Opposition National Party leader Christopher Luxon declared on Monday: “Kiwis should be able to sympathise with some of the issues being raised by protesters on parliament’s grounds without being framed as condoning illegal behaviour, or siding with anti-science conspiracy theorists.” He demanded that the government say when it will “start reducing the rules and restrictions” and “phasing out the mandates.”
National’s ally,
the right-wing ACT Party leader David Seymour, has held
discussions with protest representatives. Right-wing
nationalist NZ First Party leader Winston Peters visited the
encampment on Wednesday without wearing a mask. Peters was
deputy prime minister from 2017 to 2020, when NZ First was a
key partner in the previous Labour-led coalition
government.
Peters told Newstalk ZB that the protesters were “very concerned” about “the state of democracy.” He denounced Ardern and other politicians for refusing to talk to the protesters, and said darkly that “because of that sort of arrogant behaviour, things are going to get a whole lot worse.”

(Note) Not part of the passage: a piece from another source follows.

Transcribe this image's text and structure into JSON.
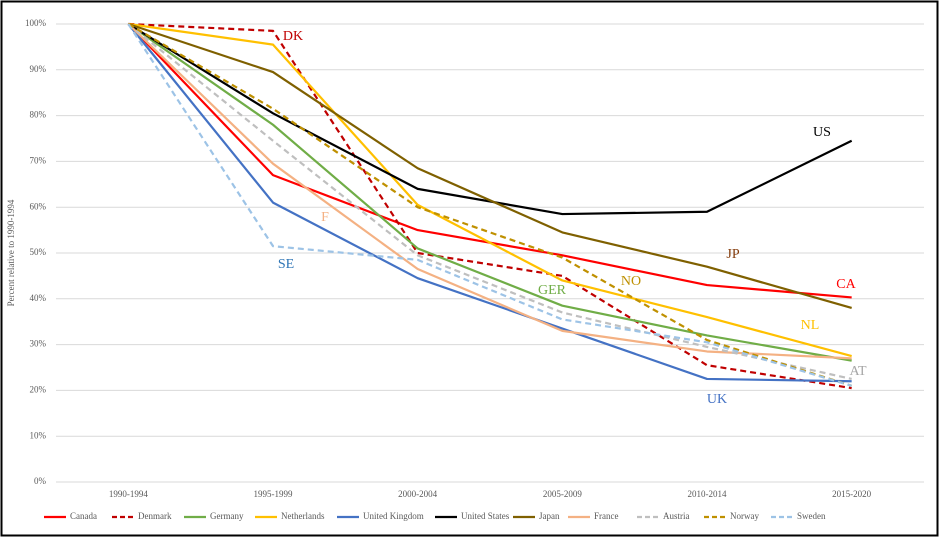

The government is, in fact, moving to remove remaining restrictions, starting with the border quarantine system. From the end of February, New Zealanders returning from Australia will no longer have to isolate themselves in a quarantine hotel for 10 days. On Monday, Ardern told the media that COVID-19 cases were expected to peak in mid-to-late March, after which the government would start easing mandates and vaccine pass requirements.